Twice a day at Art Basel Miami Beach, three large-scale sculptures get destroyed.
This is in Autorreconstrucción: To Insist, to Insist, to Insist…, a bewitching performance created by artist Abraham Cruzvillegas and choreographer Bárbara Foulkes that debuted earlier this year at the Kitchen in New York. In that edition, a single sculpture made of objects found on the street (a shopping cart, a soccer ball, a bookshelf, a great deal more) and balanced precariously atop a ladder was hung from the ceiling and, over the course of about 30 minutes, brought to a state of collapse by Foulkes. She spun it and connected herself to it with climbing gear, moving across the floor to shake it apart, and finally attached herself to a cable hanging from the ceiling, flying through the air as she kept at it with the accompaniment of music by Andrés García Nestitla.
In Miami, in the gargantuan grand ballroom of the new Miami Beach Convention Center, there is a trio of mobiles and a trio of performers and a trio of musicians—two violinists and a drummer who provide a captivating, jagged soundtrack through extended technique.
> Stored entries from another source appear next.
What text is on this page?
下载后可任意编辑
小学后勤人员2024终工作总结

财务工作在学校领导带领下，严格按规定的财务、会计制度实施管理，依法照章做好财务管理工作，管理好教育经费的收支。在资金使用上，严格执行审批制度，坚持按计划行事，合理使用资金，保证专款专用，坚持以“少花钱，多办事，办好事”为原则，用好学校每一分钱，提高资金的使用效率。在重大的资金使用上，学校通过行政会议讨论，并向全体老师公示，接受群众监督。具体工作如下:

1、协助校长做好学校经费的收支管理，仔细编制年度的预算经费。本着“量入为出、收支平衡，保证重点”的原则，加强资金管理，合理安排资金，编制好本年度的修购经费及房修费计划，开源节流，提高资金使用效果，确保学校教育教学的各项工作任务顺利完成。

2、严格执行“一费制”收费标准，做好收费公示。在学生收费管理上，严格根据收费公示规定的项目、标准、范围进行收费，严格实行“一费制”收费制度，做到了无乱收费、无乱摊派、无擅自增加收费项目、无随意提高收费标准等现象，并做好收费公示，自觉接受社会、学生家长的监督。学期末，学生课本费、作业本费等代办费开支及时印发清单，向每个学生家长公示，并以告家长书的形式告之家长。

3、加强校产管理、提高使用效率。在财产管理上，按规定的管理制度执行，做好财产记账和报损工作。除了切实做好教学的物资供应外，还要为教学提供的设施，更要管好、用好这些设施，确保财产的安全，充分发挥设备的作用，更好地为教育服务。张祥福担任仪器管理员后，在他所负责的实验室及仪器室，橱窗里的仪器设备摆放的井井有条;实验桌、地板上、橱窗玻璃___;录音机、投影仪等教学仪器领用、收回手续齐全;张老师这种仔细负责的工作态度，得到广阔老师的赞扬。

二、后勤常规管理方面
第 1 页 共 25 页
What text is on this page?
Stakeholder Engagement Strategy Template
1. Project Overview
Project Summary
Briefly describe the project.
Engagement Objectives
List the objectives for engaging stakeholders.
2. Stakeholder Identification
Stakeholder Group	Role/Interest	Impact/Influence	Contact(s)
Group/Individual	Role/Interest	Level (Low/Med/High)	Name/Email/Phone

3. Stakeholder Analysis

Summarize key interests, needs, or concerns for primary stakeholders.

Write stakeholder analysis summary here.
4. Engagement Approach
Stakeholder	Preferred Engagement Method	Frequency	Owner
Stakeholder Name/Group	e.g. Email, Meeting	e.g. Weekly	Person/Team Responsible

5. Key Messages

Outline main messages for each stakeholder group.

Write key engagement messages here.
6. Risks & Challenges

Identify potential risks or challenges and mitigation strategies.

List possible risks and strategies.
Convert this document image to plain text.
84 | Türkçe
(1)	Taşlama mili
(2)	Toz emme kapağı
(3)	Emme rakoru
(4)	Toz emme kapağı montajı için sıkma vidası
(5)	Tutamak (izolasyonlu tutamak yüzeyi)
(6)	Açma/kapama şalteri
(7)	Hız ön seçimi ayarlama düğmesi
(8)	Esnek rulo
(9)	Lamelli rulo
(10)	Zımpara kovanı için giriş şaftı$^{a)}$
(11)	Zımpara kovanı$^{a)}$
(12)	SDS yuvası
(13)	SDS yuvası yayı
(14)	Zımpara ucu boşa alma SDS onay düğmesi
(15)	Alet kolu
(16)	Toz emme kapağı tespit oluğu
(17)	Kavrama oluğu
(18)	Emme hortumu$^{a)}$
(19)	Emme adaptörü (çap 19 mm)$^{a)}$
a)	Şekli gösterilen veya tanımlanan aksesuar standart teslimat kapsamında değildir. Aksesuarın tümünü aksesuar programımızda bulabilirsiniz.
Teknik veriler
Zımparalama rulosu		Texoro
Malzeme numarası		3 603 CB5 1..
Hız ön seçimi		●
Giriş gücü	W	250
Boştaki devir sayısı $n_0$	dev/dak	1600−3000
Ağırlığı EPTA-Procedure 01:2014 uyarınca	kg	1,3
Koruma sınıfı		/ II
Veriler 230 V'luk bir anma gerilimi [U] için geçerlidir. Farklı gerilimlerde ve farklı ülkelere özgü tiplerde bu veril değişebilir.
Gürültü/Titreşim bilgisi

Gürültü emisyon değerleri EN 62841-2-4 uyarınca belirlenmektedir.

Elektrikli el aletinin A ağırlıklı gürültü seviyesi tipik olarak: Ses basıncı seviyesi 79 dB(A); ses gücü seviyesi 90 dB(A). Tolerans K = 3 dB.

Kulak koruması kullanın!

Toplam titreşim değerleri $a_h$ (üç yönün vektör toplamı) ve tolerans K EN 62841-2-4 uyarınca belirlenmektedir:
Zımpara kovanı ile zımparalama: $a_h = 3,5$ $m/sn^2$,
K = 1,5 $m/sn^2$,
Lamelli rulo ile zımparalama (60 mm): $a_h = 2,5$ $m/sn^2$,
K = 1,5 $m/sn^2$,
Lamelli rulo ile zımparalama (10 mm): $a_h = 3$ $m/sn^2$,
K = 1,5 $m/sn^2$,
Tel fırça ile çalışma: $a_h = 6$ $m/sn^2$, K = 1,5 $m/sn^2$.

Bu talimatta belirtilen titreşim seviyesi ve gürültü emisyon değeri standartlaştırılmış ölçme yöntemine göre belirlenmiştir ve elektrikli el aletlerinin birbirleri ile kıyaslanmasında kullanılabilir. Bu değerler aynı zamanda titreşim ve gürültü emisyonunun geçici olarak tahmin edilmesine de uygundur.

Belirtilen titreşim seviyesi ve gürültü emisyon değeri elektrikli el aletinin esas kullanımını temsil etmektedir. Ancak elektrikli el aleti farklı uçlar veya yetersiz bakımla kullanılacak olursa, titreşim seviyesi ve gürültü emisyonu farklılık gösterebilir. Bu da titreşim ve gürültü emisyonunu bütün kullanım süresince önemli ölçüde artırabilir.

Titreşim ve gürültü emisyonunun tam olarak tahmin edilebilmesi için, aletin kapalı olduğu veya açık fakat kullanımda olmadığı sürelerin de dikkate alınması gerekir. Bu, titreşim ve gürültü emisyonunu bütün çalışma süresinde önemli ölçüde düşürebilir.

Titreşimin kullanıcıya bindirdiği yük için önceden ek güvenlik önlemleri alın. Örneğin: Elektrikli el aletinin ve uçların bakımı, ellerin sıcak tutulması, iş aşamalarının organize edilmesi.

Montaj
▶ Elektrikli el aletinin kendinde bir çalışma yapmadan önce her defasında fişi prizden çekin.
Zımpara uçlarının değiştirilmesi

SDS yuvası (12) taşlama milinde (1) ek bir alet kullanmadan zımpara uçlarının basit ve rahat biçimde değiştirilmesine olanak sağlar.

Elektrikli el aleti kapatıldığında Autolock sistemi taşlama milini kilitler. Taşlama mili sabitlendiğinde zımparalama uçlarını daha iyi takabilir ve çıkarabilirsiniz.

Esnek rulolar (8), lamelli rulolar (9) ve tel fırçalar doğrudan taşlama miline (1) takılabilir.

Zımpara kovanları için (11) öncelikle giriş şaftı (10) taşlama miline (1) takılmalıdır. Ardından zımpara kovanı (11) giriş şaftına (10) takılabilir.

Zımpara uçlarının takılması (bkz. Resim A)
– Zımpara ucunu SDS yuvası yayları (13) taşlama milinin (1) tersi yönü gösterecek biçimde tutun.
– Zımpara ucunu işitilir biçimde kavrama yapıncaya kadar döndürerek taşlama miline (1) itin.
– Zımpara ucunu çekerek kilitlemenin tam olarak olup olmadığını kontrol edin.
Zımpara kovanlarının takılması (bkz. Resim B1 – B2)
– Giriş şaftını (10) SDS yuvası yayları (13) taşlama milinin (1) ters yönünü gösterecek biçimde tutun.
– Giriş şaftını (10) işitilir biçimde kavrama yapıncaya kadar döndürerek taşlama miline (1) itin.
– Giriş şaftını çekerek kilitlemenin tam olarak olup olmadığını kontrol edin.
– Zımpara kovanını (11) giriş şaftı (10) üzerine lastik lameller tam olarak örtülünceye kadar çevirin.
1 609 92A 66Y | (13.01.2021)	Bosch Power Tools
Everyone is absolutely giving their all, throwing themselves into their work, and I have no idea how the dancers are managing to do repeat performances during the week. Their work looks punishing: they’re sprinting, hopping, and moving at odd angles, forcing it all to fall apart. Their sacrifices are our gain: it’s exhilarating and deeply satisfying to watch everything crash to the ground, all the while knowing that after the performance ends, the pieces will be rebuilt, balanced once more. Everyone’s work will begin again.
The free performances, presented by the Kitchen and Art Basel, and curated by Philipp Kaiser, run through Sunday, December 9, in the Grand Ballroom of the Miami Beach Convention Center, at 3 p.m. and 5 p.m. Doors open 30 minutes before the start time.